Ему каждую минуту приходили в голову какие-то решения, и он сразу же сообщал о них Тане. И ей было радостно от мгновенности его решений и от такой же мгновенной его готовности делиться ими с нею.

– Пойдем! – весело ответила она.

Глава 22

Пока дошли от Патриарших прудов до набережной Москва-реки, снег прекратился. Они даже не шли, а вприпрыжку бежали по ночным улицам, то и дело встречали компании смеющихся людей и смеялись сами.

На берегу реки людей тоже было немало, но на Большом Каменном мосту, куда Таня с Женей поднялись с набережной, не было никого.

На одном берегу Москва-реки высились соборы и башни Кремля, на другом тянулась вдоль набережной серая стена тяжеловесного, недавней постройки правительственного дома.

– Когда мы приехали в Москву, то папе предлагали поселиться в этом доме, – сказала Таня, кивнув на мрачное строение. – Но он отказался.

– Почему?

– Сказал, что в этом доме есть что-то зловещее. Теперь я понимаю, что он имел в виду. Когда я смотрю туда, то вспоминаю роман Гюго. «Нотр-Дам-де-Пари», знаешь?
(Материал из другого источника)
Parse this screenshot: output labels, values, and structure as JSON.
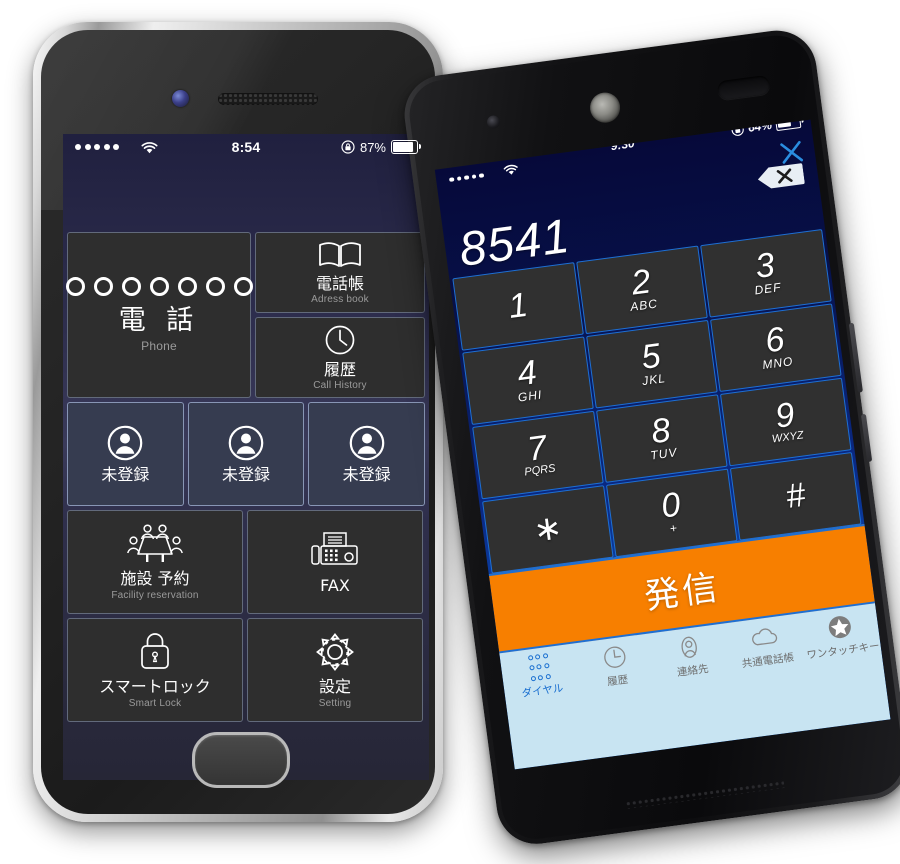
{
  "left_phone": {
    "status_bar": {
      "signal_icon": "signal-dots-icon",
      "wifi_icon": "wifi-icon",
      "time": "8:54",
      "lock_icon": "rotation-lock-icon",
      "battery_pct": "87%",
      "battery_icon": "battery-icon",
      "battery_level": 87
    },
    "tiles": {
      "phone": {
        "icon": "keypad-dots-icon",
        "jp": "電 話",
        "en": "Phone"
      },
      "address_book": {
        "icon": "book-icon",
        "jp": "電話帳",
        "en": "Adress book"
      },
      "call_history": {
        "icon": "clock-icon",
        "jp": "履歴",
        "en": "Call History"
      },
      "contacts": [
        {
          "icon": "person-circle-icon",
          "jp": "未登録"
        },
        {
          "icon": "person-circle-icon",
          "jp": "未登録"
        },
        {
          "icon": "person-circle-icon",
          "jp": "未登録"
        }
      ],
      "facility": {
        "icon": "meeting-table-icon",
        "jp": "施設 予約",
        "en": "Facility reservation"
      },
      "fax": {
        "icon": "fax-icon",
        "jp": "FAX",
        "en": ""
      },
      "smart_lock": {
        "icon": "padlock-icon",
        "jp": "スマートロック",
        "en": "Smart Lock"
      },
      "setting": {
        "icon": "gear-icon",
        "jp": "設定",
        "en": "Setting"
      }
    },
    "home_button": "home-button"
  },
  "right_phone": {
    "status_bar": {
      "signal_icon": "signal-dots-icon",
      "wifi_icon": "wifi-icon",
      "time": "9:30",
      "lock_icon": "rotation-lock-icon",
      "battery_pct": "64%",
      "battery_icon": "battery-icon",
      "battery_level": 64
    },
    "close_icon": "close-x-icon",
    "dial_number": "8541",
    "backspace_icon": "backspace-icon",
    "keypad": [
      {
        "num": "1",
        "letters": ""
      },
      {
        "num": "2",
        "letters": "ABC"
      },
      {
        "num": "3",
        "letters": "DEF"
      },
      {
        "num": "4",
        "letters": "GHI"
      },
      {
        "num": "5",
        "letters": "JKL"
      },
      {
        "num": "6",
        "letters": "MNO"
      },
      {
        "num": "7",
        "letters": "PQRS"
      },
      {
        "num": "8",
        "letters": "TUV"
      },
      {
        "num": "9",
        "letters": "WXYZ"
      },
      {
        "num": "∗",
        "letters": ""
      },
      {
        "num": "0",
        "letters": "+"
      },
      {
        "num": "#",
        "letters": ""
      }
    ],
    "call_button": {
      "label": "発信",
      "color": "#f77f00"
    },
    "tabs": [
      {
        "label": "ダイヤル",
        "icon": "keypad-dots-icon",
        "active": true
      },
      {
        "label": "履歴",
        "icon": "clock-icon",
        "active": false
      },
      {
        "label": "連絡先",
        "icon": "person-icon",
        "active": false
      },
      {
        "label": "共通電話帳",
        "icon": "cloud-icon",
        "active": false
      },
      {
        "label": "ワンタッチキー",
        "icon": "star-icon",
        "active": false
      }
    ]
  },
  "colors": {
    "accent_orange": "#f77f00",
    "accent_blue": "#1d6fd4",
    "tab_bar_bg": "#c8e4f2",
    "tile_bg": "#2e2e2e",
    "tile_blue_bg": "#363c50"
  }
}
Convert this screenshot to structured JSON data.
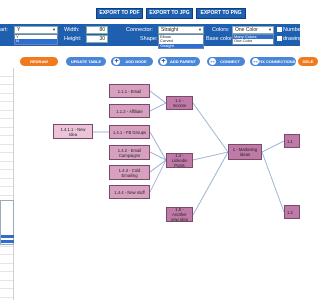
{
  "export": {
    "pdf": "EXPORT TO PDF",
    "jpg": "EXPORT TO JPG",
    "png": "EXPORT TO PNG"
  },
  "settings": {
    "start_label": "art:",
    "start_value": "Y",
    "width_label": "Width:",
    "width_value": "80",
    "height_label": "Height:",
    "height_value": "30",
    "connector_label": "Connector:",
    "connector_value": "Straight",
    "shape_label": "Shape:",
    "colors_label": "Colors:",
    "colors_value": "One Color",
    "base_color_label": "Base color:",
    "numbering_label": "Numbering",
    "drawing_label": "drawing",
    "start_options": [
      "Y",
      "N"
    ],
    "connector_options": [
      "Elbow",
      "Curved",
      "Straight"
    ],
    "colors_options": [
      "Many Colors",
      "One Color"
    ]
  },
  "toolbar": {
    "redraw": "REDRAW",
    "update_table": "UPDATE TABLE",
    "add_node": "ADD NODE",
    "add_parent": "ADD PARENT",
    "connect": "CONNECT",
    "fix_connections": "FIX CONNECTIONS",
    "delete": "DELE"
  },
  "nodes": {
    "n111": "1.1.1 - Email",
    "n112": "1.1.2 - Affiliate",
    "n141": "1.4.1 - FB Groups",
    "n142": "1.4.2 - Email Campaigns",
    "n143": "1.4.3 - Cold Emailing",
    "n144": "1.4.4 - New stuff",
    "n1411": "1.4.1.1 - New Idea",
    "n11": "1.1 - Income",
    "n14": "1.4 - Linkedin Posts",
    "n15": "1.5 - Another new Idea",
    "root": "1 - Marketing Ideas",
    "r1": "1.1",
    "r2": "1.2"
  }
}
Этот дом – какой-то отдельный мир, как и собор Нотр-Дам, и он тоже очень мрачный и очень цельный, правда? Только его цельности, – она снова кивнула в сторону Дома на набережной, – я совершенно не понимаю.
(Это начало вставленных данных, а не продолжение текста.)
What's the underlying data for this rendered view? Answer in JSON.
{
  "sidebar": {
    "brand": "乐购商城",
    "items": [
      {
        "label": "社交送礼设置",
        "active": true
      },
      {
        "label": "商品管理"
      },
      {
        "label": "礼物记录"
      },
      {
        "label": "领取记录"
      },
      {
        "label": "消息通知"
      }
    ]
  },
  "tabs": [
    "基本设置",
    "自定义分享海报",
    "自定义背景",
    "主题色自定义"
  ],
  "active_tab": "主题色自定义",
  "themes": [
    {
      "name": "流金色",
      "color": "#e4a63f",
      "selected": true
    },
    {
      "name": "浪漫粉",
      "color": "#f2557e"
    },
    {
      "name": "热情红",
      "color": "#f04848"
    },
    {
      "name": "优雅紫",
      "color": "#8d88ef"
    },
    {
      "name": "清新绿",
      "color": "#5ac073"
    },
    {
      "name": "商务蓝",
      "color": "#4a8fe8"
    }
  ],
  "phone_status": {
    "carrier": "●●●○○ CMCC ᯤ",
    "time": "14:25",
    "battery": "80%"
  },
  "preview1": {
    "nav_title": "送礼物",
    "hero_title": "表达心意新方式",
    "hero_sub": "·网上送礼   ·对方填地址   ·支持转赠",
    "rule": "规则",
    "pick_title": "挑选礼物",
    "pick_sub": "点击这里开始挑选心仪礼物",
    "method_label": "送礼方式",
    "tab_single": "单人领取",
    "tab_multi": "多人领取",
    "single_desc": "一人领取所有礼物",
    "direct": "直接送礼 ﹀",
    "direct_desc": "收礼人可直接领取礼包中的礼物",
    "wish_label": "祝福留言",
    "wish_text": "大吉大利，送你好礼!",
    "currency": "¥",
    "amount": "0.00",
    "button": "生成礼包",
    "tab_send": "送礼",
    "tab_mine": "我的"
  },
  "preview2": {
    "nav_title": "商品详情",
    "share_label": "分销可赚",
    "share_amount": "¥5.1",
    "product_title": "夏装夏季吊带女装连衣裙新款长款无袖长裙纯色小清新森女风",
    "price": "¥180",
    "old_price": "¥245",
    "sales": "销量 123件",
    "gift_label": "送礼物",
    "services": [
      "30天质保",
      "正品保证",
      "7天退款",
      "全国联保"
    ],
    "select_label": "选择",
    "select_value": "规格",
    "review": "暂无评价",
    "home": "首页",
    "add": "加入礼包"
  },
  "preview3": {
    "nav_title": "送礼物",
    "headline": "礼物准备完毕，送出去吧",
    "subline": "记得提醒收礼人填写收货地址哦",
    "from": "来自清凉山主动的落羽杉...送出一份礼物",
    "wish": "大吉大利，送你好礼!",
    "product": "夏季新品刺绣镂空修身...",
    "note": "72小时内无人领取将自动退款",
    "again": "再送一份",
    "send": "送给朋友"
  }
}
Конечно, такие разговоры лучше было бы вести с Димой: его всегда интересовало что-нибудь подобное. Но сейчас Тане вообще-то и не хотелось ни с кем вести никаких разговоров. Ей хотелось идти с Женей по пустынному высокому мосту, и то, что он не ответил на ее слова, а только опять посмотрел на нее своим прямым необыкновенным взглядом, не удивило ее и не обидело.